The total number of procedures that are included in the Mahatma Jyotiba Phule Jan Arogya Yojana can be segregated into 30 categories. A few are as follows:
- General Surgery
- Plastic Surgery
- ENT Surgery
- Ophthalmology Surgery
- Paediatric Surgery
- Radiation Surgery
- Critical Care
- General Medicine
- Infectious Diseases
|Lobar Pneumonia, Aspiration Pneumonia, Bronchopneumonia, Pneumothorax, Pneumoconiosis, Pneumonectomy.
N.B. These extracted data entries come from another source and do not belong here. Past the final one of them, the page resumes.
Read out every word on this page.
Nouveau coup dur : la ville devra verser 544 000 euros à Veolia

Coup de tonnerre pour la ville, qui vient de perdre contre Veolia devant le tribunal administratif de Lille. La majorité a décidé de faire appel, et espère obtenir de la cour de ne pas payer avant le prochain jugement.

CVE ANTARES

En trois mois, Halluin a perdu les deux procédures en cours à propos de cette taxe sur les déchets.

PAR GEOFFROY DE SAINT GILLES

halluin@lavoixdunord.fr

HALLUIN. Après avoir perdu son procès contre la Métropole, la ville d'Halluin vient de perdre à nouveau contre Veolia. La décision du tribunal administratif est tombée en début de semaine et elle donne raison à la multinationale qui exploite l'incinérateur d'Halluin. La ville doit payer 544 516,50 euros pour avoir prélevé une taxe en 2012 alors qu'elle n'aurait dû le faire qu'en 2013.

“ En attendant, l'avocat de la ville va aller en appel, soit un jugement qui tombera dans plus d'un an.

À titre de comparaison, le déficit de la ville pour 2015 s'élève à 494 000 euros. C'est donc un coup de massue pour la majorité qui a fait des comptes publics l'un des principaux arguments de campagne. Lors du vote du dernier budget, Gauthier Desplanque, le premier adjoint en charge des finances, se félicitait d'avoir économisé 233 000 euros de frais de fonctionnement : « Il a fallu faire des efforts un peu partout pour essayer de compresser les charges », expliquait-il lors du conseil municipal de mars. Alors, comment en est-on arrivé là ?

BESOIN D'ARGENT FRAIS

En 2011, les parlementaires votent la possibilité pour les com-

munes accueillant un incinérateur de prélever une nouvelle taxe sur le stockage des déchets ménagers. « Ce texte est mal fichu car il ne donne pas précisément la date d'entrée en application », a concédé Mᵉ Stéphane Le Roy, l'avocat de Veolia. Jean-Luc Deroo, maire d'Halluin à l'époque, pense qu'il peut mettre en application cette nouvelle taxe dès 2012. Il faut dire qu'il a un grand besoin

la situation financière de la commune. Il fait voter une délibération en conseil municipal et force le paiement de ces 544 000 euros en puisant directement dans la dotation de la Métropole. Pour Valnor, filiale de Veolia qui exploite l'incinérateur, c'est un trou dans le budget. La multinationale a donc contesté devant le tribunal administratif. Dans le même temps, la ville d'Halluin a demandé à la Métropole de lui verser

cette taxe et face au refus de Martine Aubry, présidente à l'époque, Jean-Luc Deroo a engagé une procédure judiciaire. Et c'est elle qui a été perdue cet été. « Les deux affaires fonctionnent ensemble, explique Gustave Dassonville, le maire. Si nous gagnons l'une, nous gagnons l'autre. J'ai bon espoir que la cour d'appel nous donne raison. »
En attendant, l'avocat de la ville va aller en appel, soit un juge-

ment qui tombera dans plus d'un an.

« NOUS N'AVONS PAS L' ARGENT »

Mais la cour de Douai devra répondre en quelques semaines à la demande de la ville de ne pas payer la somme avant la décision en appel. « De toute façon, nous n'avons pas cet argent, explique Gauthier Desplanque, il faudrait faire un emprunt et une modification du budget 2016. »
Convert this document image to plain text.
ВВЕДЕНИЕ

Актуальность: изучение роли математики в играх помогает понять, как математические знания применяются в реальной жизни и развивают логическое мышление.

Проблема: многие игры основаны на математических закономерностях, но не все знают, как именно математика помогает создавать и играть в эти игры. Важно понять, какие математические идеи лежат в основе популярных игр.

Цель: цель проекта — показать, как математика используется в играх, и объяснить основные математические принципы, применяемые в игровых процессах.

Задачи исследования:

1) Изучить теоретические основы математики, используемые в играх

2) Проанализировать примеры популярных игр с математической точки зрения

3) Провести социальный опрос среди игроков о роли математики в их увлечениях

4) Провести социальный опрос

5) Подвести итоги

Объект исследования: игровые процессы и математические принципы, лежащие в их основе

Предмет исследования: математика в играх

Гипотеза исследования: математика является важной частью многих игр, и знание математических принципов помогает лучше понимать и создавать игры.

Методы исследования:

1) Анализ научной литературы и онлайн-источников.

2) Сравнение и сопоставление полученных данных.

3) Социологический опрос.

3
Pneumonia||Pneumonia|
|Numerous medical and surgical gastroenterology related procedures||Diarrhoea|
|Diabetic retinopathy, Uncontrolled diabetes with infectious emergencies, Diabetic ketoacidosis||Diabetes|
|Snakebite with ventilation support||Snakebite without ventilation support|
|Diaphragmatic Hernia, Appendicular Perforation||Hernia and Appendicitis (unless it is an emergency).|
The following is the enrolment process for the Mahatma Jyotiba Phule Jan Arogya Yojana.
- Families and individuals may approach a hospital in the Scheme’s network that is nearest to their area. If a customer visits a facility that is not within the Scheme’s network, then a referral card after initial diagnosis by the doctor should be submitted to the network hospital. The patient’s medical information relevant to the visit will be captured in the Scheme’s database.
- Customers will then required to provide the referral card along with their yellow or orange ration card. An Antyodaya or Annapurna Card may also be produced instead of the ration card as such. Post submitting their documents, their diagnosis and check-ups will be conducted. Such medical information will be recorded in the relevant database.
- The patient will then be admitted, based on the diagnosis, in the network hospital. A digital pre-authorisation request will be forwarded to the insurance company. The Rajiv Gandhi Arogya Yojana Society will even review the same.
- Specialists and expert doctors of the Mahatma Jyotiba Phule Jan Arogya Yojana along with the insurance company, will review and examine the request. If the necessary conditions are met, the case will be approved. In cases of emergency, this will be executed immediately and will have the validity of a week.
- Cashless treatment and surgery will be offered, and relevant information and details will be documented.
- All the essential bills, reports concerning the procedures will be forwarded to the insurer. This is done to claim settlement post procuring all the required signatures. Discharge and follow-up information of the patient will be available on the Mahatma Jyotiba Phule Jan Arogya Yojana portal.
- Every network hospital is required to offer free follow-up consultations, medicines and diagnostics as indicated by the Scheme that lasts for 10 days from the date of discharging the relevant patient.
Online Claim Settlements
The Mahatma Jyotiba Phule Jan Arogya Yojana scheme works through the effective use of IT-based solutions in order to widen the reach to more beneficiaries. The insurance company is required to settle the claims made by network hospitals within 15 working days after receiving the duly-filled claim form and other supporting documentation. Additional documents may include medical reports, diagnosis report, discharge summary, prescriptions, doctor’s written opinion, and more.